Están sentados en un banco cuando se acerca Ulises. Le habla a su hermano con ternura. Penélope nunca hubiera imaginado que alguien tan hosco, tan montaraz como él -a veces, de lejos, tiene toda la pinta de un ave rapaz indignada-, pudiera ser ni siquiera un poco delicado. Luego el joven se calla de repente, se sienta en el suelo, de cara a Héctor y Penélope, y los mira con interés. Está tan concentrado observándolos que resulta exasperante.

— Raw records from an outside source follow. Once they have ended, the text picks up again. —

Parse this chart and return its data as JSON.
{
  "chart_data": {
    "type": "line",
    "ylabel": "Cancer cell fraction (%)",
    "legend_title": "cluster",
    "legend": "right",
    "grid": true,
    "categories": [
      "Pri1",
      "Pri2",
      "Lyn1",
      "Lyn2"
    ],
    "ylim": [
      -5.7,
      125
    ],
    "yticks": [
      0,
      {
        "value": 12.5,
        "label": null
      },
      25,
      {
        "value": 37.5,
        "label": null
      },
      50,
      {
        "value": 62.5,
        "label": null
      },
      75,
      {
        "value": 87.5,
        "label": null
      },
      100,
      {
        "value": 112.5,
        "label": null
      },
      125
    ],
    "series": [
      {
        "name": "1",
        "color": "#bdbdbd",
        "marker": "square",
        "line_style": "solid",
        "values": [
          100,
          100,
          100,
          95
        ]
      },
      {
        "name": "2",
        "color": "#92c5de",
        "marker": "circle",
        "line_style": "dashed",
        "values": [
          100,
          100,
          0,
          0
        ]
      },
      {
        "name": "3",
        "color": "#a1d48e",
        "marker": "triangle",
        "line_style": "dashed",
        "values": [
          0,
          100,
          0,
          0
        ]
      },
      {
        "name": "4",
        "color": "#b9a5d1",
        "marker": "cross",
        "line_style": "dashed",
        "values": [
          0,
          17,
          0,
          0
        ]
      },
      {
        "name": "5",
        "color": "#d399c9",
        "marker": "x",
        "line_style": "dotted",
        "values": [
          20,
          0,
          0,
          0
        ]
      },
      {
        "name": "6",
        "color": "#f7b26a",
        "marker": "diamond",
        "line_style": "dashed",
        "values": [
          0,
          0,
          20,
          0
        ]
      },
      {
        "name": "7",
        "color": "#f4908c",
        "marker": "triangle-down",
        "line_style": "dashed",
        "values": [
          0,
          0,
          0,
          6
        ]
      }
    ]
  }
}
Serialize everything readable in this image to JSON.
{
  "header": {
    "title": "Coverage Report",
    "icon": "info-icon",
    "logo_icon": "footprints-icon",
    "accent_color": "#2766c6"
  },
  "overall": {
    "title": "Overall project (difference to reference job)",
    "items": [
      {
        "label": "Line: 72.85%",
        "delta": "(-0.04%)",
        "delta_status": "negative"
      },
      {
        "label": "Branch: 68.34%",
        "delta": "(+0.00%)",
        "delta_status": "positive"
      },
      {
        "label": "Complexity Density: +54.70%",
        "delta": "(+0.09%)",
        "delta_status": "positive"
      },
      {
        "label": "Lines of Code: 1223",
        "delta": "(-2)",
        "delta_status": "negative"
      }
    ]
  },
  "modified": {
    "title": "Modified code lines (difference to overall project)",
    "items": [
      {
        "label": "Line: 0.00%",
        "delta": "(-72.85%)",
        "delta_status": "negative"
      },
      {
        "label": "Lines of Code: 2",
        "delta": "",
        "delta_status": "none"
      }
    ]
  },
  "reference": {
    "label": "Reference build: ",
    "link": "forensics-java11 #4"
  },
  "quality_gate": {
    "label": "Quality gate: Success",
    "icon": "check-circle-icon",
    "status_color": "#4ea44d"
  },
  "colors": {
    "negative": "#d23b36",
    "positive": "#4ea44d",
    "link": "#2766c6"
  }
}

Es un mochuelo, piensa Penélope. No, es una lechuza macho. No, es un búho en celo recién llegado de los pantanos. Impaciente por comer carne cruda y volar a sus anchas en mitad de la noche.
No, es un lobo feroz de fantasías tenebrosas. Firme en su puesto, vigilante, salvaje.
Penélope nota que su cuerpo está consumiéndose mientras él la mira. Héctor sigue hablándole, no le da la más mínima importancia a la presencia de su hermano, probablemente está más que acostumbrado a sus rarezas, pero ella está temblando, aunque no quiere que ninguno de los dos muchachos se dé cuenta. Está profundamente trastornada, presa de un terrible cambio neurológico, como si el dominio de su cerebro hubiera pasado del hemisferio izquierdo al derecho en sólo dos segundos. La materia de la que ella está hecha se conmueve de repente. Y siente todo el odio del mundo, el mal del mal, lo bueno de lo malo, toda la enfermedad del mundo, la belleza del horror, el placer del dolor y todo el amor del mundo concentrados en su talle.